There's good news and bad news about the $200 billion in COVID aid given to schools due to the pandemic.
The good news is that the massive amount of money actually did some good. Leaving aside the question of the stupidity of closing schools and forcing kids to participate in "remote learning," the money helped many students "catch-up" after falling behind.
The bad news is that the money is running out, and unless states and school districts find other means of funding, many of the programs that did the most good will be shut down.
Those are the conclusions from two studies published this week by researchers trying to gauge the effectiveness of three COVID-era funding bills passed in both the Trump and Biden administrations.
Even with all that funding, the Wall Street Journal reported that the overall effect on student outcomes was "modest."
"School aid likely drove some of the academic recovery, researchers say, with high-poverty schools seeing the greatest boost—and the most funding. Researchers also found that some of the bounceback was unrelated to the extra funding," says the Journal.
Some schools are already cutting these academic recovery programs.
“The pandemic dollars helped with recovery, but the recovery won’t be done,” said Tom Kane, a Harvard University professor and co-author of one of the new studies.
Test scores from 2023 show that there has been some bounce back from the lows of 2021 when math scores fell sharply. But the scores are still lagging from pre-pandemic levels.
Some researchers believe the research is misleading because many schools spent the money on other priorities.
Eric Hanushek, an education researcher at the Hoover Institution, said some schools failed to prioritize academic recovery. “The average here is very misleading,” he said of the new research.
One study, by a team of researchers from Harvard, Stanford and Dartmouth, compared two sets of school districts. Both groups had similar academic results before the pandemic and then similar drops in learning through 2022. One set of schools received much more Covid aid, in part due to quirks in the funding formula.
The schools—which spent nearly $3,000 more in Covid money per student—recovered at a faster rate. The higher-spending districts made up 50% of math learning loss through the spring of 2023, compared with less than 15% in the districts that got less money.
Test scores at high-poverty school systems remained behind their prepandemic levels, but the results would have been worse without the federal aid, the researchers concluded. “It helped undo some of the inequality produced by the pandemic,” said Sean Reardon, a Stanford University professor and study co-author.

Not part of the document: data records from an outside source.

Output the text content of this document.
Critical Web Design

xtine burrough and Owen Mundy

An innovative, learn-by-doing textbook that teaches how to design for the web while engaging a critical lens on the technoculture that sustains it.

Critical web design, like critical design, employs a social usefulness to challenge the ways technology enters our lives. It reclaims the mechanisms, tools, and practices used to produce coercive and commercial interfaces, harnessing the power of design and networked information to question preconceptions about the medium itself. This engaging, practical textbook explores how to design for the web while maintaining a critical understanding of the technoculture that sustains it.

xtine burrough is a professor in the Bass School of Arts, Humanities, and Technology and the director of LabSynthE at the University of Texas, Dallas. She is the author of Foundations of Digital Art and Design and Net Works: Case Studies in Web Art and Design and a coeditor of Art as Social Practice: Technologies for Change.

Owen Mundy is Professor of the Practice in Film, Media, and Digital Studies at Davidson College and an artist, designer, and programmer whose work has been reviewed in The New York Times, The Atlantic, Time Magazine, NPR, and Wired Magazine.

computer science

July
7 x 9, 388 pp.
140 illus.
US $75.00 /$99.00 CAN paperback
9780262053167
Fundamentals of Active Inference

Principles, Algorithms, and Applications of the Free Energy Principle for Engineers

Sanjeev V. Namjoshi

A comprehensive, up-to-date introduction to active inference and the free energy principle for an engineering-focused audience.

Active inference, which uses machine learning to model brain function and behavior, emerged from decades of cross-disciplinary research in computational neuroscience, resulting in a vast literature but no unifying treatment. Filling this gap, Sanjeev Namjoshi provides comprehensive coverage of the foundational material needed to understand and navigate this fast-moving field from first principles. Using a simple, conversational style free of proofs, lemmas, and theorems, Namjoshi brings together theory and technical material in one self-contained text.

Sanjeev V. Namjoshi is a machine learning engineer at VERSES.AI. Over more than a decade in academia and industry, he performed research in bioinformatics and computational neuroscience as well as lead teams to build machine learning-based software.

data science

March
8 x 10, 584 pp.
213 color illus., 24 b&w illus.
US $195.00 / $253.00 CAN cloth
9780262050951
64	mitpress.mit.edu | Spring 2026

“There were many reasons to think the money wouldn’t have a very big effect on kids learning because it wasn’t targeted and there were lots of other needs,” said Sean Reardon, an education researcher at Stanford University and co-author of the first paper. “But in fact it did have a significant effect on learning.”
Indeed, schools were under no obligation to spend that money on the academic recovery of students.
The 74, a nonprofit organization focused on America’s education system, found that many school districts have not used the COVID funds quickly or at all.
“Some have barely tapped monies advocates say are critical for academic recovery, while others have pumped millions of dollars into major classroom additions, upgrading athletic fields and other expenditures unrelated to the pandemic,” The 74 said.
Giving children a credit card and telling them to go shopping for anything they want is shockingly stupid. That's what Congress did with COVID aid for schools.